Une méthode qui toutefois, exclu les œuvres non figuratives…

– Pierre Francastel (1900-1970) dans son ouvrage la réalité figurative puis dans Etudes de sociologie de l’art a préparé la voie d’une véritable sociologie de l’art. « Une œuvre d’art n’est jamais le substitut d’autre chose ; elle est en soi une chose, simultanément signifiante et signifié »

Il précise néanmoins que la sociologie de l’art à cette époque, n’est pas une discipline ayant atteint un haut degré de maturité.

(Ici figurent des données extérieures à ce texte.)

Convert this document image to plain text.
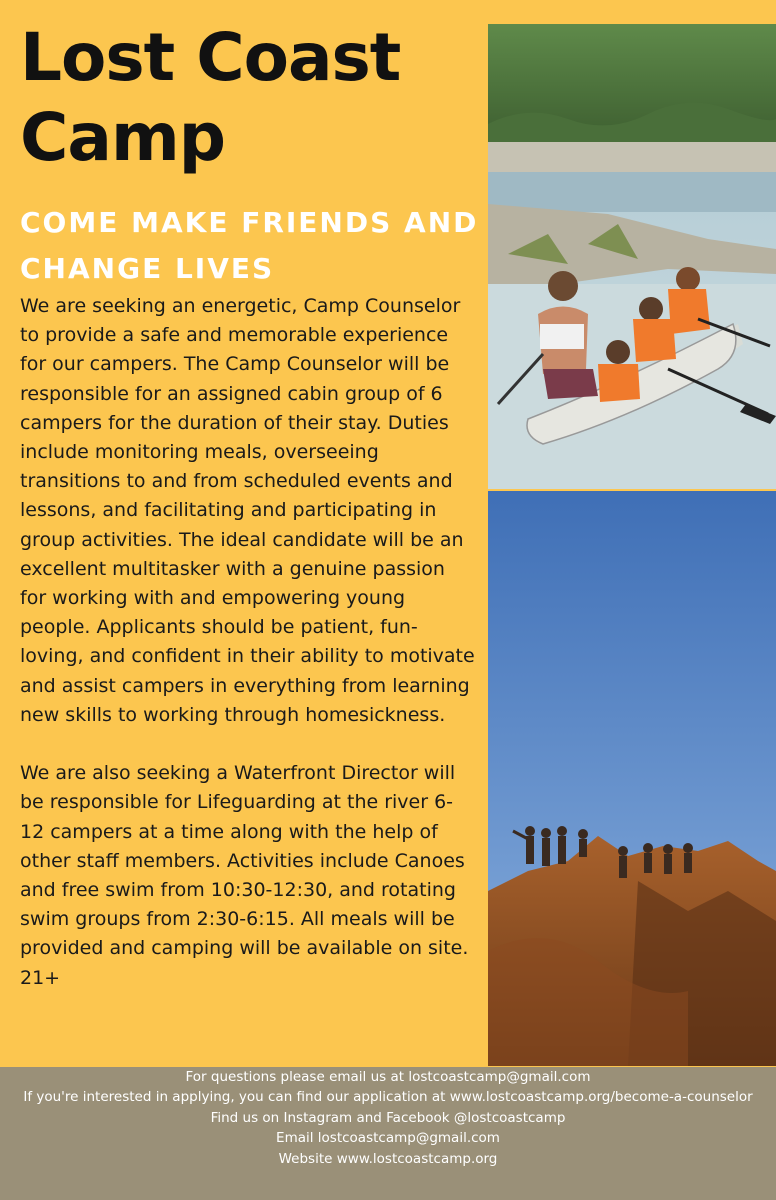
Lost Coast Camp
COME MAKE FRIENDS AND CHANGE LIVES

We are seeking an energetic, Camp Counselor to provide a safe and memorable experience for our campers. The Camp Counselor will be responsible for an assigned cabin group of 6 campers for the duration of their stay. Duties include monitoring meals, overseeing transitions to and from scheduled events and lessons, and facilitating and participating in group activities. The ideal candidate will be an excellent multitasker with a genuine passion for working with and empowering young people. Applicants should be patient, fun-loving, and confident in their ability to motivate and assist campers in everything from learning new skills to working through homesickness.

We are also seeking a Waterfront Director will be responsible for Lifeguarding at the river 6-12 campers at a time along with the help of other staff members. Activities include Canoes and free swim from 10:30-12:30, and rotating swim groups from 2:30-6:15. All meals will be provided and camping will be available on site. 21+

For questions please email us at lostcoastcamp@gmail.com
If you're interested in applying, you can find our application at www.lostcoastcamp.org/become-a-counselor
Find us on Instagram and Facebook @lostcoastcamp
Email lostcoastcamp@gmail.com
Website www.lostcoastcamp.org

– Walter Benjamin (1892-1940) Etudie Beaudelaire en détail. Il soutient avec succès sa thèse sur le Concept esthétique dans le romantisme. En 1935, il rédige l’œuvre d’art à l’époque de sa reproductibilité technique. Son activité de critique s’inscrit dans un contexte de bouillonnement intellectuel très politisé. Il introduit la notion d’aura qui selon lui est atteinte lorsque l’œuvre est reproduite. Toutefois, il note qu’avec leur reproduction, les œuvres d’art pénètre dans les masses…

– Jean-Paul Sartre (1905-1980) déclarait vers la fin de sa vie que les différents textes qu’il a consacré à tel ou tel artiste formaient un ensemble de thèses sur la peinture, la sculpture et la musique, donnant lieu à une esthétique où la littérature devait être en relation avec les autres arts. Ecrivant sur les artistes du XX° siècle, il nous fait partager ses propres plaisirs esthétiques avec une grande qualité d’écriture.

La question est de savoir ce qui relie les artistes du point de vue artistique et esthétique.

Sartre a écrit sur des artistes qu’il connaissait et dont il appréciait les œuvres. Une relation privilégiée qui lui permettait de vérifier la justesse de ses interprétations. Pour lui, en écrivant, en peignant, l’écrivain, l’artiste s’engagent. Mais ce n’est pas un engagement politique. « le peintre qui veut faire un tableau communiste est un mauvais peintre » mais la valeur politique d’une œuvre peut être donnée de l’extérieur, du dehors… « la peinture est une voie de grande communication ».

Il distingue néanmoins la prose « qui dispense un message ce qui n’est pas le cas de la poésie ou de la peinture ».

Son goût pour l’abstraction et le matiérisme n’exclue pas ses autres intérêts pour des artistes aux pratiques très diverses.

L’art est un appel et la réponse est infinie.

A l’engagement de l’artiste, doit répondre l’engagement de celui qui écrit sur lui.

Dans les derniers chapitres, Dominique Berthet nous donne par petites touches, en citant nombre d’auteurs contemporains, sa conception de la critique d’art et de la manière dont le critique doit s’engager. Doit-il dire la « vérité » sur l’œuvre ? La vérité de l’œuvre ?

Il rappelle que la post-modernité a entraîné un changement de perspective qui oblige à reconsidérer les critères qui permettent de juger l’art contemporain. Il rappelle la querelle qui, ces dernières décennies, opposent les détracteurs et les défenseurs de l’art contemporain.

Faire de la critique c’est prendre des risques…

Laissons chaque lecteur cet ouvrage passionnant découvrir le rapport à l’œuvre, la rationalité et le plaisir qui sous-tendent la critique contemporaine…

« l’oeuvre est une énigme qui incite à le réflexion, invite à l’immersion et suscite la pratique d’une infinité de commentaires ». « La critique est une création et un engagement qui répondent et font suite à la création et l’engagement de l’artiste ».

Christian Depardieu

Dominique Berthet, Pour une critique d’art engagée, série Arts vivants, Ouverture philosophique éditions l’Harmattan.

En couverture : Christian Jaccard Pics de croissance BRN 031 – 2001 brûlis et encre sur toile 194 x 195 cm.